Reste à transformer l’essai et accélérer la digitalisation dans des domaines très divers tels que les paiements en ligne ou mobile ! Chose qui sera faite courant 2021 puisque la BCT, avec l’adhésion des différents acteurs concernés, envisage de fiabiliser davantage et de pérenniser la digitalisation des paiements pour embarquer plus de niches de populations et de l’étendre à plus de services de paiement. Pour ce faire, la BCT a opté pour un rôle de facilitateur via la mise en place de mécanismes spécifiques pour se rapprocher des acteurs innovants, les comprendre, tout en construisant des ponts solides avec eux ainsi qu’adapter la réglementation pour leur permettre d’opérer.
Il s’agit notamment de la création d’une entité technologique au sein même de l’Institut d’émission, l’Unité de l’innovation et des Fintech en l’occurrence. Elle a pour objectif de faciliter l’interaction avec l’écosystème des Fintechs et le pilotage des différents mécanismes d’appui aux acteurs innovants afin de favoriser l’innovation dans les services financiers et contribuer à l’inclusion financière.
Parallèlement, la BCT a mis en place une Sandbox réglementaire qui est un espace de test permettant aux Fintechs de tester leurs solutions à petite échelle et dans un environnement contrôlé.

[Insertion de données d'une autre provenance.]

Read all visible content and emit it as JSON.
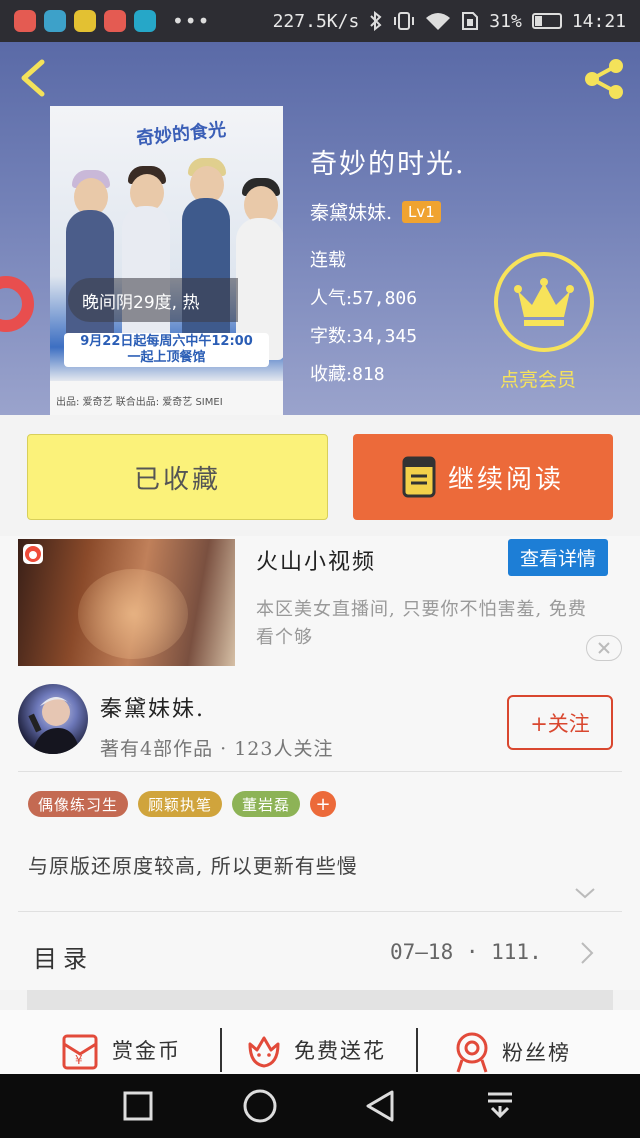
{
  "status_bar": {
    "net_speed": "227.5K/s",
    "battery": "31%",
    "battery_level": 0.31,
    "time": "14:21"
  },
  "book": {
    "title": "奇妙的时光.",
    "author": "秦黛妹妹.",
    "level": "Lv1",
    "status": "连载",
    "popularity_label": "人气:",
    "popularity": "57,806",
    "words_label": "字数:",
    "words": "34,345",
    "favorites_label": "收藏:",
    "favorites": "818",
    "cover_overlay_text": "晚间阴29度, 热",
    "cover_date_text": "9月22日起每周六中午12:00",
    "cover_date_sub": "一起上顶餐馆",
    "cover_logo": "奇妙的食光",
    "cover_bottom_text": "出品: 爱奇艺   联合出品: 爱奇艺   SIMEI"
  },
  "vip": {
    "label": "点亮会员"
  },
  "actions": {
    "collected_label": "已收藏",
    "continue_label": "继续阅读"
  },
  "ad": {
    "title": "火山小视频",
    "detail_label": "查看详情",
    "description": "本区美女直播间, 只要你不怕害羞, 免费看个够"
  },
  "author_card": {
    "name": "秦黛妹妹.",
    "works": "著有4部作品 · 123人关注",
    "follow_label": "+关注"
  },
  "tags": [
    {
      "label": "偶像练习生",
      "color": "#c46a52"
    },
    {
      "label": "顾颖执笔",
      "color": "#d0a43c"
    },
    {
      "label": "董岩磊",
      "color": "#8db356"
    }
  ],
  "tag_add_label": "+",
  "intro": "与原版还原度较高, 所以更新有些慢",
  "toc": {
    "label": "目录",
    "meta": "07—18 · 111."
  },
  "bottom_actions": {
    "coin": "赏金币",
    "flower": "免费送花",
    "fans": "粉丝榜"
  },
  "colors": {
    "accent_orange": "#ec6a3a",
    "collected_yellow": "#fbf27a",
    "vip_gold": "#f7e35a",
    "follow_red": "#d9472f",
    "detail_blue": "#1d7ed6"
  }
}
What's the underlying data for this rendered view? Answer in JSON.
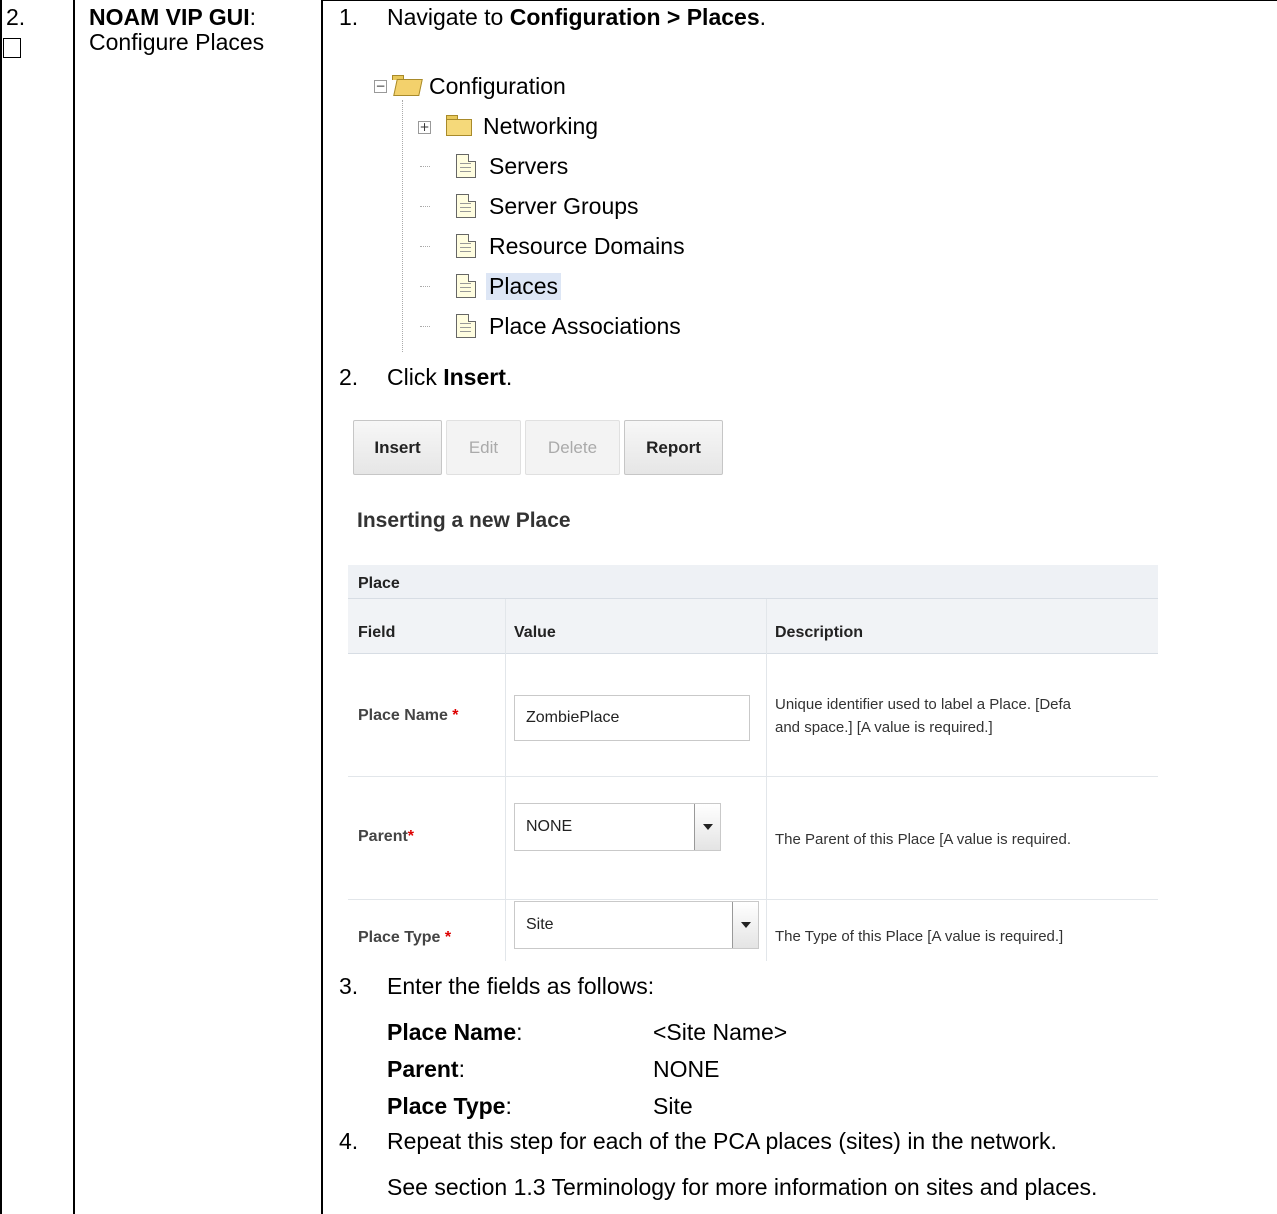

Actuellement, quatre solutions s’appuyant sur des technologies de pointe telles que l’intelligence artificielle et la blockchain sont testées et elles ont trait à l’E-KYC, la compensation transfrontalière, la crypto-monnaie et la monnaie centrale digitale.
Aussi, la mise en place du BCT-Lab traduit la volonté d’instaurer une nouvelle dynamique pour la Banque centrale qui tend vers la transformation de ses métiers et sa relation avec son environnement. « Lab » permettra ainsi à la BCT de faire appel aux entreprises innovantes pour l’accompagner dans la digitalisation de ses processus et services.
Ainsi et en vue de booster le paiement électronique, et afin de renforcer davantage la synergie avec le gouvernement, la BCT vient de signer avec le ministère des Technologies de la communication deux protocoles d’entente, dont le premier porte sur le contrôle et la surveillance des services de paiement pour une meilleure optimisation des efforts et efficacité dans l’exercice de leurs missions respectives, et le deuxième vise le renforcement de la coopération et l’échange d’expériences dans le domaine de la technologie financière.
Intérêt et avancement PPI
Aussi, misant sur le potentiel de développement à l’international dont disposent nos e-commerçants artisans et professionnels pour soutenir la croissance, la BCT est plus que jamais convaincue qu’il est inéluctable de mettre à leur disposition des conditions meilleures d’accès et d’échange pour intégrer l’espace commercial international.
C’est pour cet objectif qu’elle est en train d’œuvrer avec le gouvernement, malgré un contexte moins favorable, pour déployer une plateforme de paiement international en multipliant les contacts pour renouer les négociations, dans un second round, avec PayPal ou engager des discussions avec d’autres plateformes de renom.